How did code signing become important?
Let’s look at three interesting trends that have emerged in software development over the last decade.
One is that the number of companies that develop and release software has increased enormously. A key trigger for this has been the smartphone revolution and the associated need for companies to have their own mobile apps for their customers, as well as employees.
The second trend is that the primary means to distribute software, as well as the related patches and upgrades, has ubiquitously now become the internet. The advantages of using online software distribution, versus traditional methods such as CDs (Compact Discs) are significant: large scale, near instant software distribution at extremely low costs.
The third trend is the number of Independent Software Vendors (ISVs) who are primarily in the business of building software applications, has grown steadily over the years, with some research reports indicating a ten-fold growth over the last decade.
These trends explain how online software distribution has become the preferred method for companies developing and selling software. But does this method and its convenience-benefit also introduce business risk?
How does a user know whether the software being downloaded is from the original author (and not an impersonator)? How does the user know that the software has not been tampered with, and some malicious code inserted into the software? Code Signing provides the answer to these questions, by helping companies secure the software they release.

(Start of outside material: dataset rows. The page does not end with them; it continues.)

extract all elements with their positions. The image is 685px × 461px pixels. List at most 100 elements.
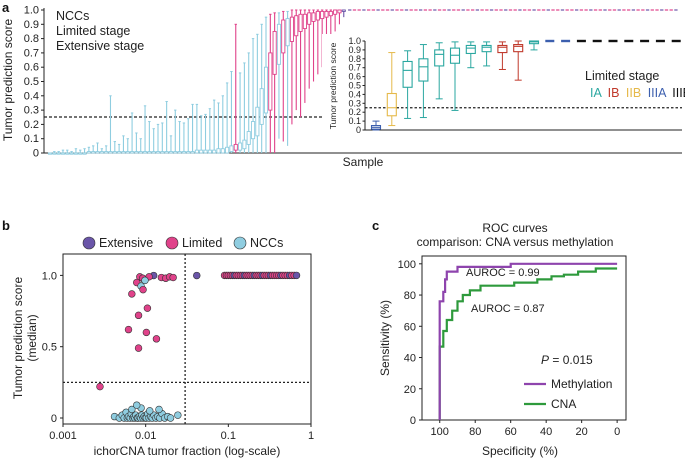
inset-legend-stages: IA IB IIB IIIA IIIB [590,86,685,100]
box-iqr [60,152,66,155]
panel-b-y-tick-label: 1.0 [42,270,57,282]
inset-box-iqr [434,49,445,67]
scatter-point [143,304,152,312]
box-iqr [125,151,130,154]
scatter-point [134,311,143,320]
inset-boxes [370,39,681,131]
panel-b-legend: Extensive Limited NCCs [82,236,283,250]
panel-label-c: c [372,218,379,233]
auroc-cna-label: AUROC = 0.87 [471,303,545,315]
box-iqr [311,12,316,22]
box-iqr [285,18,290,47]
panel-a-y-tick-label: 0.5 [24,76,39,88]
inset-box-iqr [481,44,492,53]
inset-y-tick-label: 1.0 [348,36,361,46]
box-iqr [108,151,113,154]
panel-c-title-2: comparison: CNA versus methylation [417,235,614,249]
panel-c-y-label: Sensitivity (%) [378,300,392,376]
box-iqr [207,149,212,154]
roc-curve-methylation [438,262,618,420]
box-iqr [324,10,329,18]
box-iqr [289,16,294,42]
panel-b-ticks: 0.001 0.01 0.1 1 0 0.5 1.0 [42,270,314,442]
panel-b-x-tick-label: 0.01 [135,430,156,442]
scatter-point [96,382,104,391]
panel-a: 00.10.20.30.40.50.60.70.80.91.0 Tumor pr… [1,5,682,169]
inset-legend-ia: IA [590,86,602,100]
box-iqr [276,23,282,65]
box-iqr [190,151,195,154]
box-iqr [337,9,342,14]
box-iqr [233,143,238,151]
box-iqr [86,151,91,154]
scatter-point [128,405,136,414]
panel-b-x-tick-label: 0.1 [221,430,236,442]
panel-c-y-tick-label: 20 [404,384,416,396]
box-iqr [91,151,96,154]
inset-y-ticks: 00.10.20.30.40.50.60.70.80.91.0 [348,36,365,135]
panel-a-y-tick-label: 0.4 [24,90,39,102]
box-iqr [229,145,234,153]
inset-y-tick-label: 0.6 [348,72,361,82]
p-symbol: P [541,353,549,367]
inset-y-tick-label: 0 [356,125,361,135]
scatter-point [141,276,149,285]
panel-c-x-label: Specificity (%) [482,444,558,458]
panel-b-y-label-1: Tumor prediction score [11,277,25,400]
panel-a-y-tick-label: 0.3 [24,105,39,117]
panel-a-y-tick-label: 0.2 [24,119,39,131]
inset-y-tick-label: 0.7 [348,63,361,73]
box-iqr [177,151,182,154]
box-iqr [168,151,174,154]
inset-y-label: Tumor prediction score [328,42,338,129]
box-iqr [320,10,325,20]
scatter-point [193,271,201,280]
panel-c: ROC curves comparison: CNA versus methyl… [378,221,627,458]
panel-c-y-tick-label: 40 [404,353,416,365]
box-iqr [95,151,100,154]
scatter-point [152,335,161,343]
legend-c-cna: CNA [551,397,576,411]
scatter-point [174,411,182,419]
inset-box-iqr [418,58,429,82]
box-iqr [294,15,299,37]
scatter-point [139,285,147,294]
box-iqr [272,31,277,75]
box-iqr [199,149,204,154]
panel-c-lines [438,262,618,420]
box-iqr [298,13,303,32]
panel-c-x-tick-label: 0 [614,426,620,438]
panel-c-x-tick-label: 100 [431,426,449,438]
box-iqr [263,66,269,114]
box-iqr [250,121,256,140]
inset-box-iqr [513,44,524,53]
panel-c-x-tick-label: 80 [469,426,481,438]
inset-box-iqr [402,60,413,88]
box-iqr [307,12,312,25]
box-iqr [160,151,165,154]
roc-curve-cna [438,267,618,420]
legend-b-extensive: Extensive [99,236,153,250]
scatter-point [142,328,151,337]
box-iqr [341,9,346,12]
panel-a-inset: 00.10.20.30.40.50.60.70.80.91.0 Tumor pr… [322,34,685,144]
inset-y-tick-label: 0.2 [348,107,361,117]
box-iqr [164,151,169,154]
inset-legend-ib: IB [608,86,620,100]
scatter-point [155,405,163,414]
panel-a-y-tick-label: 1.0 [24,5,39,17]
panel-a-y-tick-label: 0 [33,148,39,160]
box-iqr [142,151,148,154]
box-iqr [181,151,186,154]
box-iqr [238,142,243,151]
box-iqr [112,151,117,154]
scatter-point [128,290,136,298]
p-value: = 0.015 [549,353,593,367]
box-iqr [246,131,251,145]
inset-y-tick-label: 0.9 [348,45,361,55]
panel-a-y-tick-label: 0.8 [24,33,39,45]
panel-a-boxes [47,9,678,155]
scatter-point [166,414,175,422]
inset-box-iqr [386,92,397,117]
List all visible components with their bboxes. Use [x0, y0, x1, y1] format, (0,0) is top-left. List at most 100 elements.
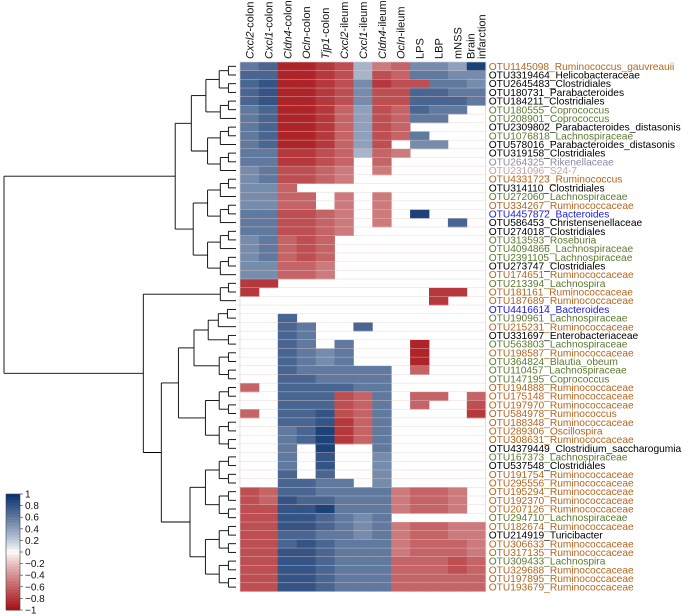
heatmap-cell [258, 261, 279, 271]
heatmap-cell [296, 426, 316, 436]
heatmap-cell [372, 192, 392, 202]
legend-gradient-step [6, 505, 20, 509]
heatmap-cell [353, 365, 373, 375]
heatmap-cell [240, 200, 260, 210]
heatmap-cell [315, 574, 335, 584]
heatmap-cell [353, 391, 373, 401]
heatmap-cell [391, 548, 411, 558]
heatmap-cell [296, 88, 316, 98]
heatmap-cell [372, 88, 392, 98]
row-label: OTU289306_Oscillospira [489, 426, 603, 437]
heatmap-cell [277, 105, 298, 115]
legend-gradient-step [6, 581, 20, 585]
heatmap-cell [296, 391, 316, 401]
row-labels: OTU1145098_Ruminococcus_gauvreauiiOTU331… [489, 62, 682, 594]
heatmap-cell [315, 582, 335, 592]
heatmap-cell [334, 391, 354, 401]
row-label: OTU4094866_Lachnospiraceae [489, 244, 634, 255]
heatmap-cell [258, 270, 279, 280]
heatmap-cell [447, 565, 468, 575]
heatmap-cell [466, 88, 487, 98]
legend-tick-label: −0.8 [25, 594, 45, 605]
column-labels: Cxcl2-colonCxcl1-colonCldn4-colonOcln-co… [244, 0, 488, 59]
heatmap-cell [466, 530, 487, 540]
heatmap-cell [258, 252, 279, 263]
legend-tick-label: 0.6 [25, 513, 39, 524]
heatmap-cell [334, 226, 354, 236]
row-label: OTU181161_Ruminococcaceae [489, 288, 634, 299]
heatmap-cell [334, 478, 354, 488]
heatmap-cell [334, 157, 354, 167]
heatmap-cell [447, 96, 468, 106]
legend-tick-label: 0.4 [25, 524, 39, 535]
heatmap-cell [372, 504, 392, 514]
row-label: OTU331697_Enterobacteriaceae [489, 331, 639, 342]
heatmap-cell [353, 88, 373, 98]
heatmap-cell [315, 166, 335, 176]
heatmap-cell [315, 496, 335, 506]
legend-tick-label: −0.6 [25, 582, 45, 593]
column-label-gene: Cxcl2 [244, 31, 256, 59]
heatmap-cells [237, 61, 487, 592]
heatmap-cell [466, 400, 487, 410]
heatmap-cell [277, 62, 298, 72]
heatmap-cell [429, 530, 449, 540]
heatmap-cell [296, 417, 316, 427]
heatmap-cell [353, 105, 373, 115]
heatmap-cell [277, 322, 298, 332]
row-label: OTU309433_Lachnospira [489, 557, 606, 568]
heatmap-cell [296, 192, 316, 202]
heatmap-cell [258, 105, 279, 115]
heatmap-cell [353, 417, 373, 427]
legend-gradient-step [6, 589, 20, 594]
heatmap-cell [410, 348, 430, 358]
row-label: OTU182674_Ruminococcaceae [489, 522, 634, 533]
heatmap-cell [410, 496, 430, 506]
heatmap-cell [296, 148, 316, 158]
heatmap-cell [258, 209, 279, 219]
heatmap-cell [315, 539, 335, 549]
heatmap-cell [296, 522, 316, 532]
heatmap-cell [240, 192, 260, 202]
heatmap-cell [296, 409, 316, 419]
heatmap-cell [372, 122, 392, 132]
heatmap-cell [353, 148, 373, 158]
heatmap-cell [334, 435, 354, 445]
heatmap-cell [240, 530, 260, 540]
column-label-tissue: -colon [301, 6, 313, 36]
heatmap-cell [315, 426, 335, 436]
heatmap-cell [410, 114, 430, 124]
column-label-tissue: -colon [282, 0, 294, 30]
heatmap-cell [429, 391, 449, 401]
heatmap-cell [315, 348, 335, 358]
heatmap-cell [315, 157, 335, 167]
heatmap-cell [372, 487, 392, 497]
heatmap-cell [391, 504, 411, 514]
legend-gradient-step [6, 517, 20, 521]
heatmap-cell [258, 131, 279, 141]
heatmap-cell [334, 148, 354, 158]
heatmap-cell [315, 148, 335, 158]
legend-gradient-step [6, 520, 20, 524]
heatmap-cell [315, 79, 335, 89]
heatmap-cell [277, 200, 298, 210]
heatmap-cell [315, 522, 335, 532]
heatmap-cell [240, 504, 260, 514]
heatmap-cell [429, 79, 449, 89]
heatmap-cell [410, 131, 430, 141]
heatmap-cell [258, 235, 279, 245]
heatmap-cell [391, 122, 411, 132]
heatmap-cell [372, 200, 392, 210]
heatmap-cell [277, 383, 298, 393]
heatmap-cell [296, 209, 316, 219]
heatmap-cell [447, 556, 468, 566]
heatmap-cell [410, 365, 430, 375]
heatmap-cell [240, 235, 260, 245]
column-label: Cxcl1-ileum [358, 2, 370, 59]
row-label: OTU147195_Coprococcus [489, 374, 610, 385]
heatmap-cell [315, 96, 335, 106]
heatmap-cell [315, 70, 335, 80]
heatmap-cell [447, 287, 468, 297]
heatmap-cell [258, 114, 279, 124]
row-label: OTU195294_Ruminococcaceae [489, 487, 634, 498]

Apart from software developers and enterprise security specialists, it is critical for project managers, product managers, engineering managers and even senior management to be familiar with code signing. The reason is simple. Code Signing is an excellent safeguard against malware attacks. And malware is the most expensive type of attack on any enterprise: the average cost of a malware attack, as per a recent research report from IBM security, is $239 million which is 60 times more than the average cost of a data breach!
How code signing works
The “code” in code signing can mean executables, archives, drivers, firmware, libraries, packages and essentially any software that is intended for release and distribution to another party or user.
To understand how code signing works, it is important to have a basic understanding of Public Key Infrastructure (PKI). As defined in earlier articles on this blog, PKI is a set of roles, policies, hardware, software and procedures needed to create, manage, distribute, use, store and revoke digital certificates and manage public-key encryption. It is also important to understand the two primary objectives of code signing:
- Code Ownership:
Proving that the software code being downloaded and installed is from the original, authentic owner.
- Code Integrity:
Proving that the code has not been tampered with or changed in any way, e.g. with some malicious code (malware) being inserted in it.
The process of code signing involves four main steps which are described below.
- Key Generation
The basic requirement for code signing is to have a private key and the corresponding public key available. The public and private key pair can be generated using a (trusted) third party tool or software. A detailed explanation of key generation is out of scope of this article.
- Code Signing Certificate
You then need to apply for a code signing certificate with a Certificate Authority (CA), which is a trusted entity that issues digital certificates. The application needs to include your public key along with other organization identity details. Some of the well-known CAs include Verisign, Digicert, Symantec, GoDaddy, Comodo, Let’s Encrypt, and GlobalSign. The certificate that the CA issues includes information such as your (organization) identity, your public key, the certificate validity period, the digital signature of the CA, and other details.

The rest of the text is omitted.